The objectives in the third section deal with the similarities and differences between the two methods: interviews and observations. First of all, through the process of reflecting on different research, the writer must determine how similar the two methods are. Next, also through the process of reflecting on real research, the writer must determine the main differences between both methods with regard to: sensory, and participation.
The aims of the fourth section deal with the different types of interviews and observations that can be conducted in different situations. First of all, the writer discusses both structured and unstructured interviews. Next the different ways of conducting observations in different places and for different purposes are discussed in detail.
Finally, the aims of the fifth section are mainly to sum up the research paper. In this section, the main points of the paper are summed up and the main points drawn from the use of interviews and observations are discussed. Also, some recommendations for researchers in the field of education for the best use of data collection methods according to the different purposes of the research are included.
The interviews and observations that were chosen for the purposes of this paper were selected based on their academic quality and overall relevance to the topic. Interviews and observations are solid methods and topics to discuss with regard to data collection in the educational field because of the quality of the data that they produce. The data is collected based on these methods because it is both primary and direct in nature. Therefore, it yields highly useful information that educational professionals can use to better manage the educational efforts that they participate in and perform on a daily basis.
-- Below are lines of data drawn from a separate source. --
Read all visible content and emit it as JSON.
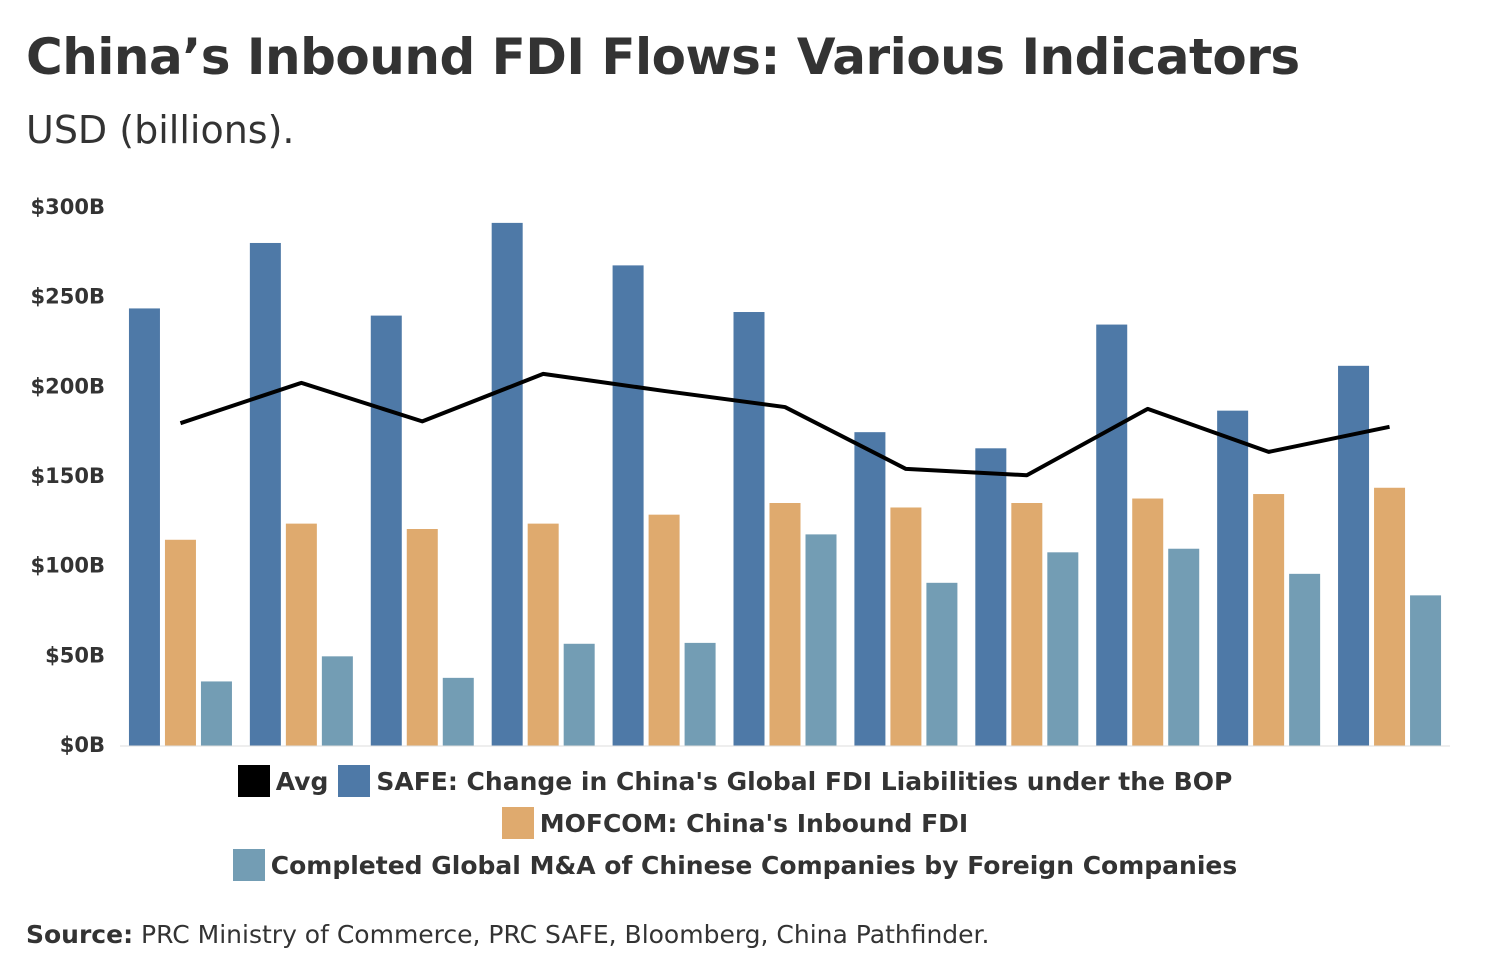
{
  "chart_data": {
    "type": "bar",
    "title": "China’s Inbound FDI Flows: Various Indicators",
    "subtitle": "USD (billions).",
    "categories": [
      null,
      null,
      null,
      null,
      null,
      null,
      null,
      null,
      null,
      null,
      null
    ],
    "series": [
      {
        "name": "Avg",
        "type": "line",
        "color": "#000000",
        "values": [
          180,
          202.5,
          181,
          207.5,
          198,
          189,
          154.5,
          151,
          188,
          164,
          178
        ]
      },
      {
        "name": "SAFE: Change in China's Global FDI Liabilities under the BOP",
        "type": "bar",
        "color": "#4e79a7",
        "values": [
          244,
          280.5,
          240,
          291.7,
          268,
          242,
          175,
          166,
          235,
          187,
          212
        ]
      },
      {
        "name": "MOFCOM: China's Inbound FDI",
        "type": "bar",
        "color": "#dfaa6e",
        "values": [
          115,
          124,
          121,
          124,
          129,
          135.5,
          133,
          135.5,
          138,
          140.5,
          144
        ]
      },
      {
        "name": "Completed Global M&A of Chinese Companies by Foreign Companies",
        "type": "bar",
        "color": "#739db4",
        "values": [
          36,
          50,
          38,
          57,
          57.5,
          118,
          91,
          108,
          110,
          96,
          84
        ]
      }
    ],
    "ylim": [
      0,
      300
    ],
    "yticks": [
      {
        "value": 0,
        "label": "$0B"
      },
      {
        "value": 50,
        "label": "$50B"
      },
      {
        "value": 100,
        "label": "$100B"
      },
      {
        "value": 150,
        "label": "$150B"
      },
      {
        "value": 200,
        "label": "$200B"
      },
      {
        "value": 250,
        "label": "$250B"
      },
      {
        "value": 300,
        "label": "$300B"
      }
    ],
    "grid": false,
    "legend": "bottom",
    "source_label": "Source:",
    "source_text": "PRC Ministry of Commerce, PRC SAFE, Bloomberg, China Pathfinder."
  }
}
In order to select the specific interviews and observations that were discussed in the context of this particular paper, a basic Internet search was performed using the Google search engine. It is key to note that only the academic resources that were returned in the hit list were utilized. Common books and journal articles were chosen from the search string that was returned. Any potential resources that were determined to not be of solid academic quality, yet were returned in the hit list, were rejected for that very reason. In addition to the above method of resource location, a standard library search was conducted in order to obtain materials that were deemed to be of the same quality and standards.
According to Inside Higher Ed (2008, pg. 1), "The problem is near-universal for professors who discover, upon assigning research projects, that superficial searches on the Internet and facts gleaned from Wikipedia are the extent - or a significant portion - of far too many of their students' investigations. It's not necessarily an issue of laziness, perhaps, but one of exposure to a set of research practices and a mindset that encourages critical thinking about competing online sources." The same research concept applies to the selection of the content of this paper. Great measures were taken to assure that this problem did not occur while research was being conducted to piece together this particular paper.